Experts call for better security training
With the demand for people with cyber security skills set to increase even further as organisations realise the necessity of a strong foundation in cyber security, Raj Samani, CTO for Europe at Intel Security, said traditional education is not preparing individuals for cyber security jobs.
“In addition to re-directing the curriculum to focus further on cyber security, we need to look beyond higher education to train people for the profession. Whether through hands-on training or professional certifications, employees can access specific cyber skills without a certain degree course,” he said.
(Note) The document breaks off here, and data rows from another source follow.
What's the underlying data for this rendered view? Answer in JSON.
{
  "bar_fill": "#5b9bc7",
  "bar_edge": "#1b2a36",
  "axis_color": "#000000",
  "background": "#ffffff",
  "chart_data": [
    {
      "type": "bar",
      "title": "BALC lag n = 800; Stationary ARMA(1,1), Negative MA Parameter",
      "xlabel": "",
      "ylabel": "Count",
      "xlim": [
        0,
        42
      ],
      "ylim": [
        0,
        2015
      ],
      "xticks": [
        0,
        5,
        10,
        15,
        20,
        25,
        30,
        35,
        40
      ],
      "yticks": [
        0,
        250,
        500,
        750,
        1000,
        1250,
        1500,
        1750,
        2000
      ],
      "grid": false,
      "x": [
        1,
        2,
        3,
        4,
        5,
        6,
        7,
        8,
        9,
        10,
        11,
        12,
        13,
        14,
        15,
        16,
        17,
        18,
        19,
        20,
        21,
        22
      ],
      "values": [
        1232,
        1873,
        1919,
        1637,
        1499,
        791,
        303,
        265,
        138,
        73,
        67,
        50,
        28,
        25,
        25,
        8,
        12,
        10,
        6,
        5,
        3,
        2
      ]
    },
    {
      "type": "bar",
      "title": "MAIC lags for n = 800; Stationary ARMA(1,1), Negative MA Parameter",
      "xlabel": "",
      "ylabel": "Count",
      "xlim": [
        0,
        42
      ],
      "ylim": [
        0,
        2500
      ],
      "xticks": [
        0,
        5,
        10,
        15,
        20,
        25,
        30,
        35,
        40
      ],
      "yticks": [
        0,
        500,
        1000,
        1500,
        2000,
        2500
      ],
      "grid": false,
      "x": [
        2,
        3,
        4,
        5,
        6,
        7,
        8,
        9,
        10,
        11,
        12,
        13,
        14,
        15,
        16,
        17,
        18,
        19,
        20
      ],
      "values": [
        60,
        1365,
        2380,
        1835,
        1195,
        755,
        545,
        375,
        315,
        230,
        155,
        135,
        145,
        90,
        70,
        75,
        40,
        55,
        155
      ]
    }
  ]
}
Employers can encourage staff to undertake training and certification courses to better prepare themselves and the business for the expanding attack surface, he said.
Beyond employer investment, Samani said Intel Security research also found that the majority of respondents do not believe governments are investing enough in programmes to help cultivate cyber security talent.
“With many companies unable to fill key cyber security roles, we will see an increase in businesses outsourcing security and making the most of technology automation. For example, companies can significantly reduce the number of events to investigate in person if intelligent automation processes are in place, thereby reducing the burden for staff,” he said.
According to Samani, organisations need to consider a blended approach: “Find the right combination of people, process and technology to effectively protect the organisation’s data, detect any threats and, when targeted, rapidly correct their systems.”